Under the Data Protection Act 2018, you have several rights regarding your personal data, including:

• Right to Be Informed: You have the right to be informed about how your personal data is collected and used.
• Right of Access: You have the right to access and request a copy of the personal data we hold about you.
• Right to Rectification: You can request the correction of any inaccurate or incomplete data we hold about you.
• Right to Erasure: You have the right to request the deletion of your data when it is no longer necessary for the purposes for which it was collected, or when you withdraw your consent.
• Right to Restrict Processing: You have the right to request that we restrict the processing of your personal data in certain circumstances.
• Right to Data Portability: You can request the transfer of your data to another provider in a structured, commonly used, and machine-readable format.
• Right to Object: You have the right to object to the processing of your personal data in certain circumstances, such as for direct marketing.
• Rights Related to Automated Decision-Making and Profiling: You have the right not to be subject to decisions based solely on automated processing, including profiling, that produce legal effects or significantly affect you.

For further information or to exercise any of these rights, please get in touch with us:

• Telephone: 0141-889-5522
• Address: Healthier Business Group (HB Compliance), Unit 3009, Abbey Mill Business Centre, 12 Seedhill Rd, Paisley, PA1 1JS

11. Information Commissioner’s Office

The Information Commissioner’s Office (ICO) is the body that regulates Healthier Business UK Ltd under Data Protection and Freedom of Information legislation.

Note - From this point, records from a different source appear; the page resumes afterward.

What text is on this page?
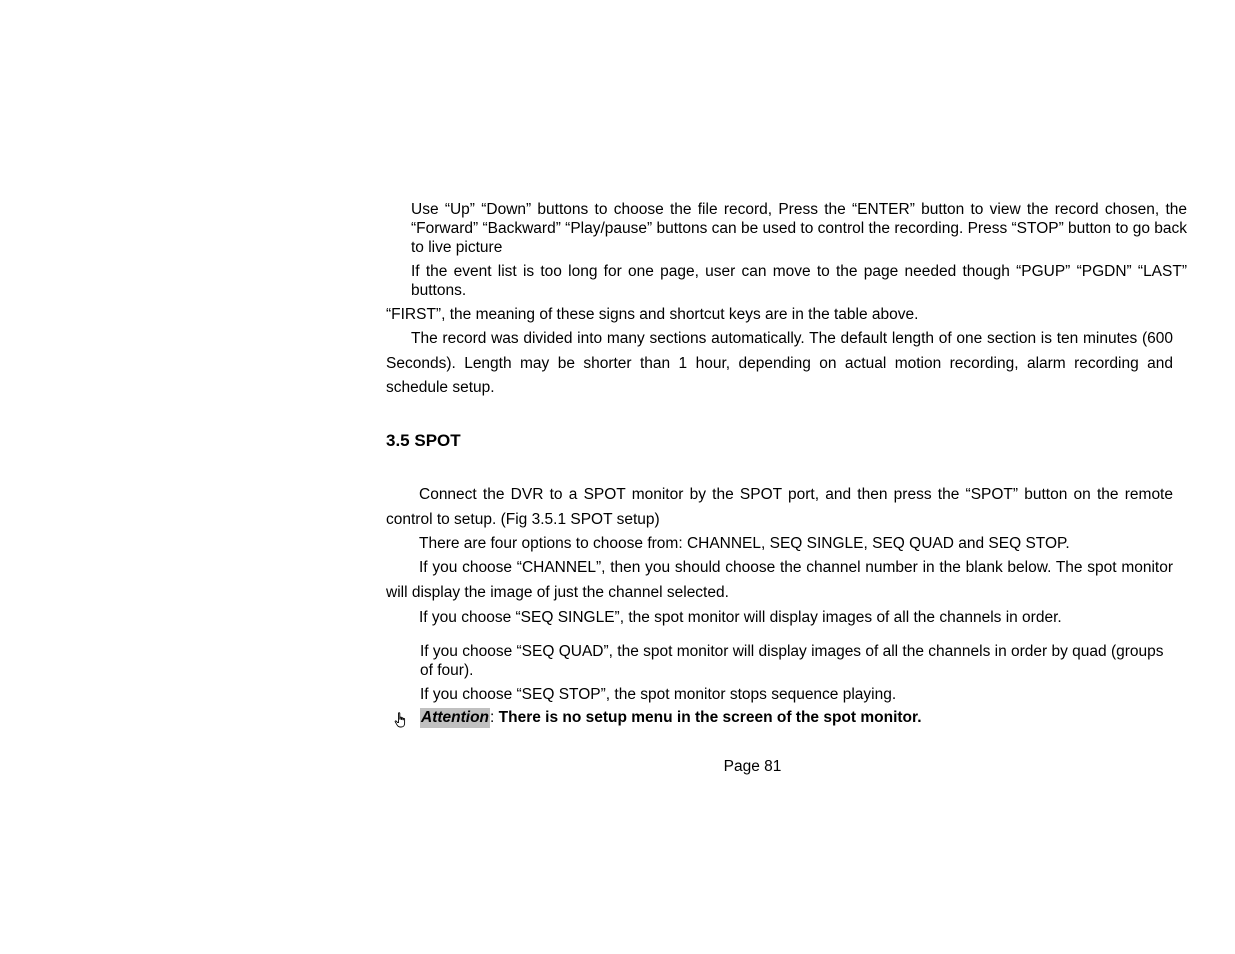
Use “Up” “Down” buttons to choose the file record, Press the “ENTER” button to view the record chosen, the “Forward” “Backward” “Play/pause” buttons can be used to control the recording. Press “STOP” button to go back to live picture

If the event list is too long for one page, user can move to the page needed though “PGUP” “PGDN” “LAST” buttons.

“FIRST”, the meaning of these signs and shortcut keys are in the table above.

The record was divided into many sections automatically. The default length of one section is ten minutes (600 Seconds). Length may be shorter than 1 hour, depending on actual motion recording, alarm recording and schedule setup.

3.5 SPOT

Connect the DVR to a SPOT monitor by the SPOT port, and then press the “SPOT” button on the remote control to setup. (Fig 3.5.1 SPOT setup)

There are four options to choose from: CHANNEL, SEQ SINGLE, SEQ QUAD and SEQ STOP.

If you choose “CHANNEL”, then you should choose the channel number in the blank below. The spot monitor will display the image of just the channel selected.

If you choose “SEQ SINGLE”, the spot monitor will display images of all the channels in order.

If you choose “SEQ QUAD”, the spot monitor will display images of all the channels in order by quad (groups of four).

If you choose “SEQ STOP”, the spot monitor stops sequence playing.

Attention :
There is no setup menu in the screen of the spot monitor.
Page 81
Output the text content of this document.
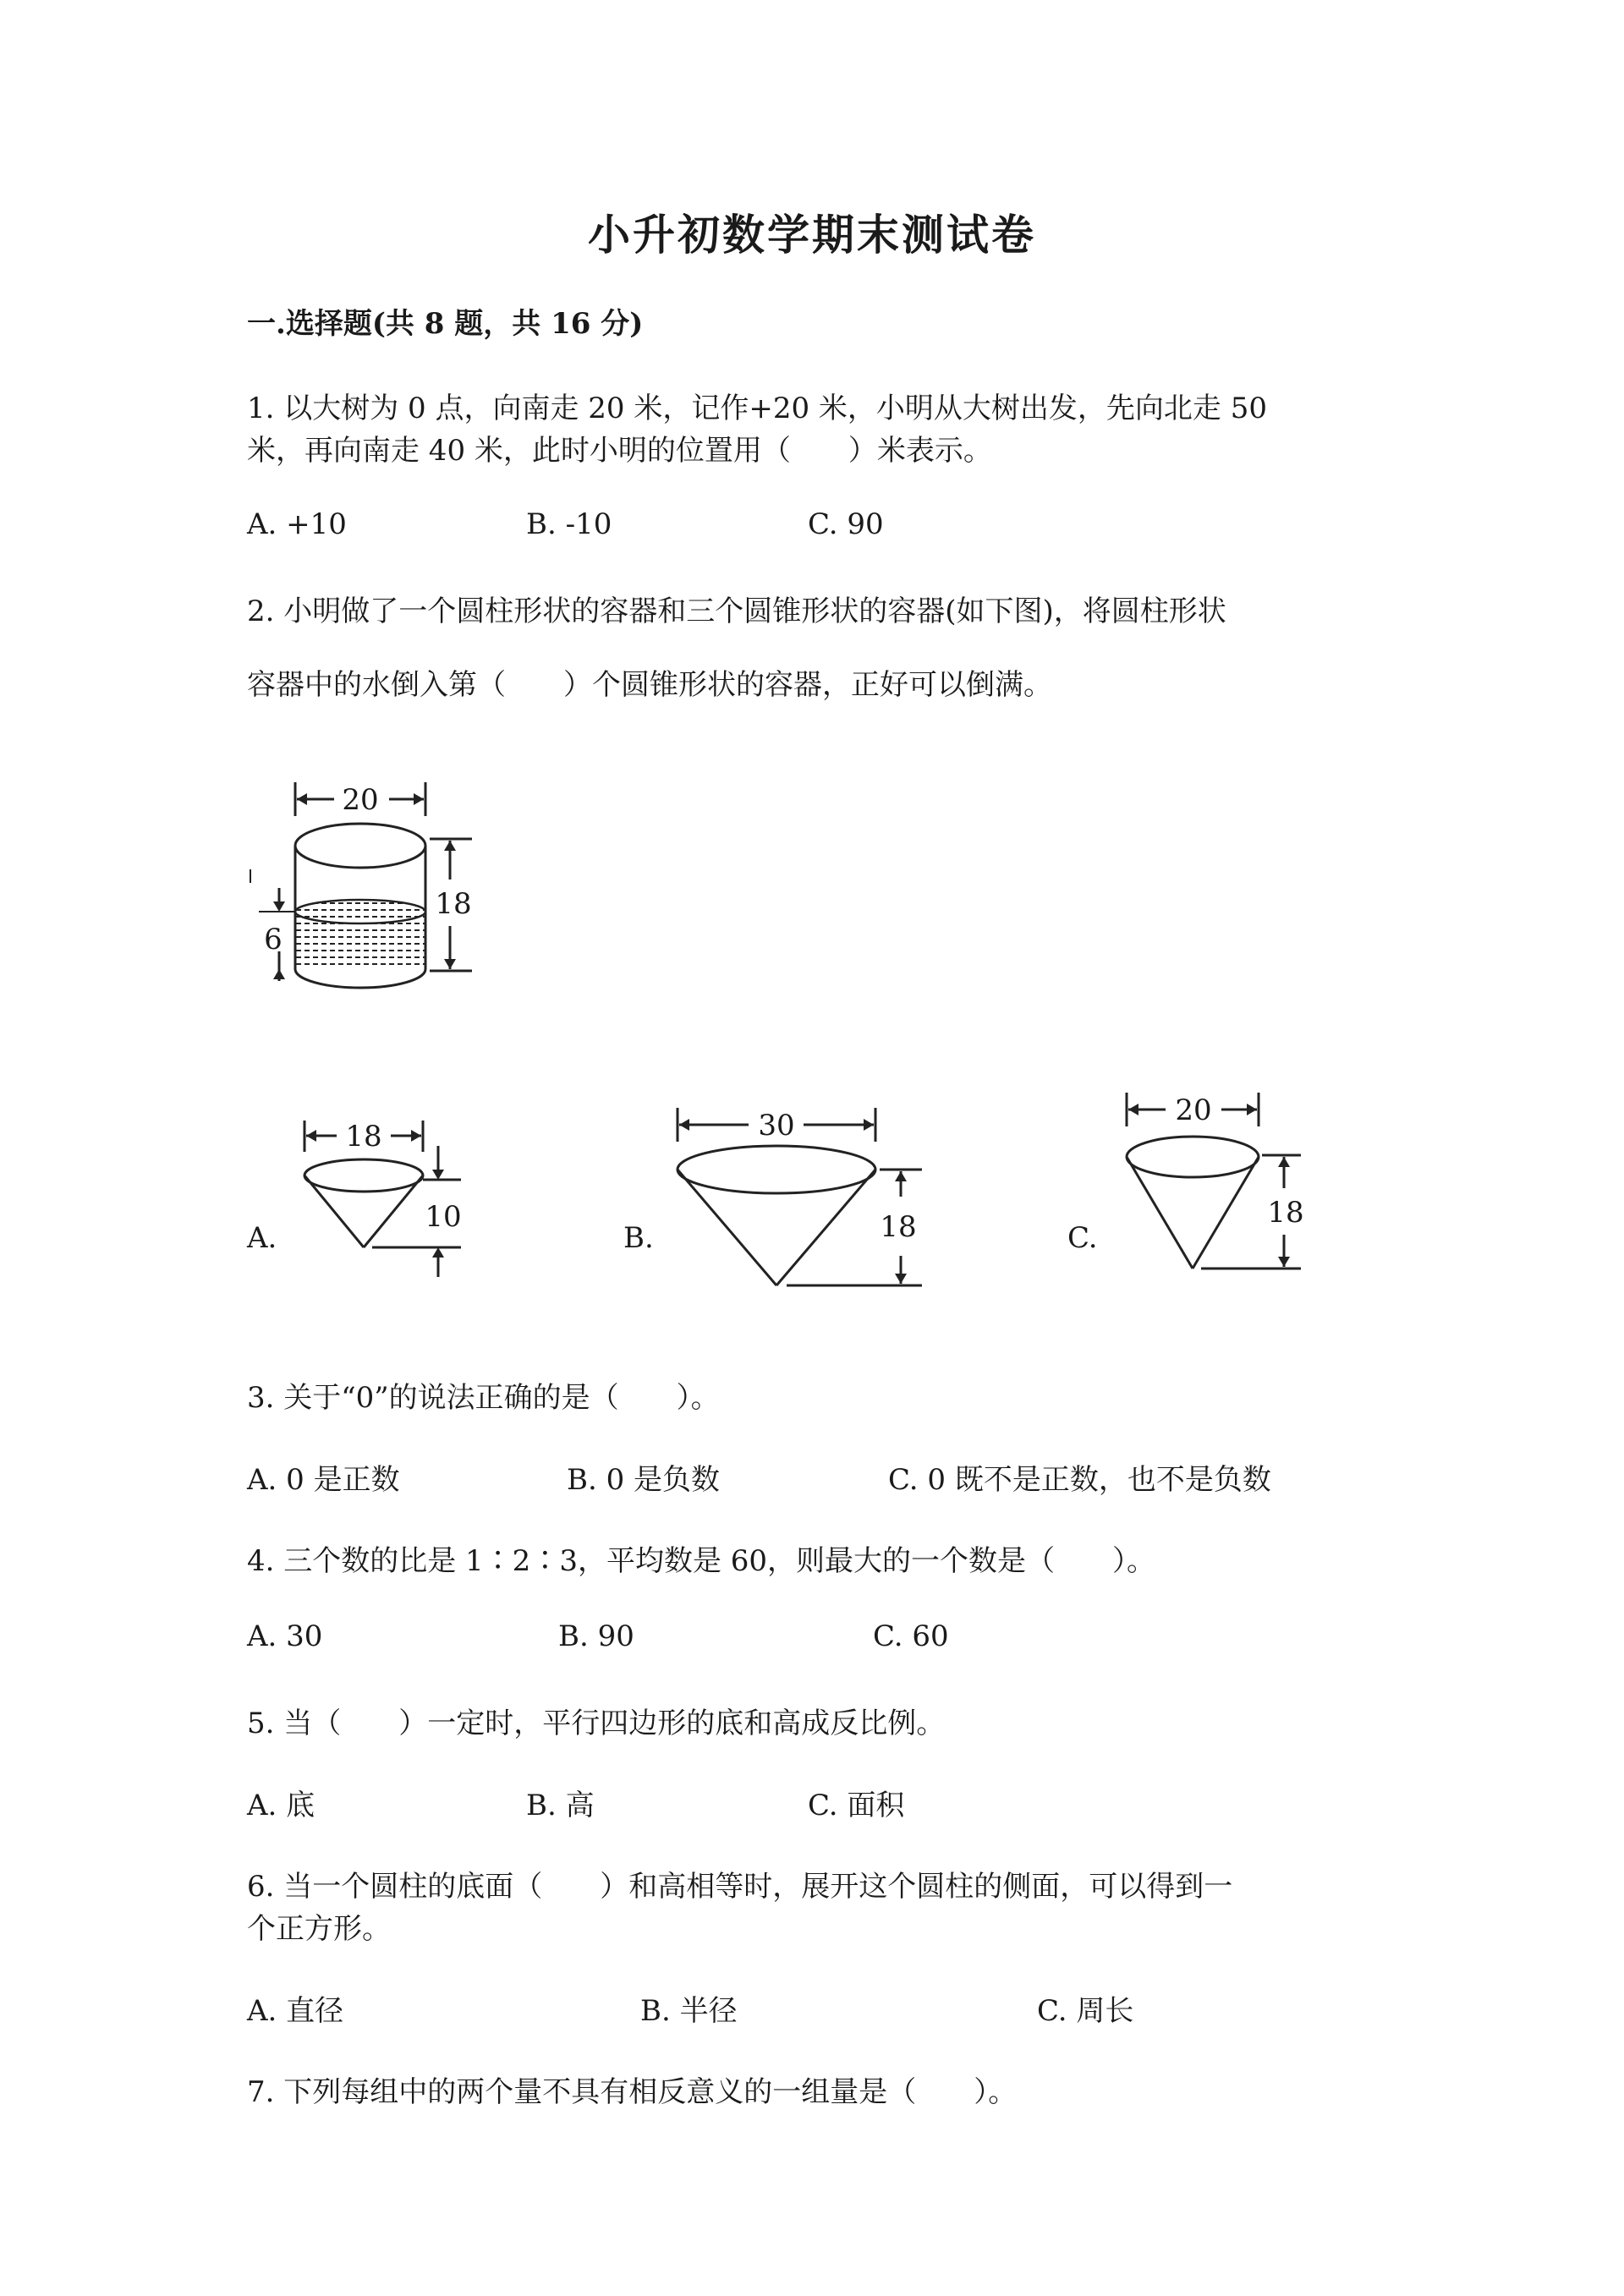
小升初数学期末测试卷
一.选择题(共 8 题，共 16 分)
1. 以大树为 0 点，向南走 20 米，记作+20 米，小明从大树出发，先向北走 50
米，再向南走 40 米，此时小明的位置用（　　）米表示。
A. +10	B. -10	C. 90
2. 小明做了一个圆柱形状的容器和三个圆锥形状的容器(如下图)，将圆柱形状
容器中的水倒入第（　　）个圆锥形状的容器，正好可以倒满。
20
18
6
A.
18
10
B.
30
18	C.
20
18
3. 关于“0”的说法正确的是（　　）。
A. 0 是正数	B. 0 是负数	C. 0 既不是正数，也不是负数
4. 三个数的比是 1∶2∶3，平均数是 60，则最大的一个数是（　　）。
A. 30	B. 90	C. 60
5. 当（　　）一定时，平行四边形的底和高成反比例。
A. 底	B. 高	C. 面积
6. 当一个圆柱的底面（　　）和高相等时，展开这个圆柱的侧面，可以得到一
个正方形。
A. 直径	B. 半径	C. 周长
7. 下列每组中的两个量不具有相反意义的一组量是（　　）。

If you are not satisfied with our response or believe we are processing your personal data not following the law, you can complain to the ICO at:

Information Commissioner’s Office Wycliffe House Water Lane Wilmslow Cheshire SK9 5AF

• Telephone: 0303 123 1113 (local rate) or 01625 545 745 (national rate)
• Fax: 01625 524 510
• Email: casework@ico.org.uk
• Website: https://ico.org.uk/

12. Policy Review

We will review this policy annually when there is a legal obligation to do so and when legislation dictates a requirement.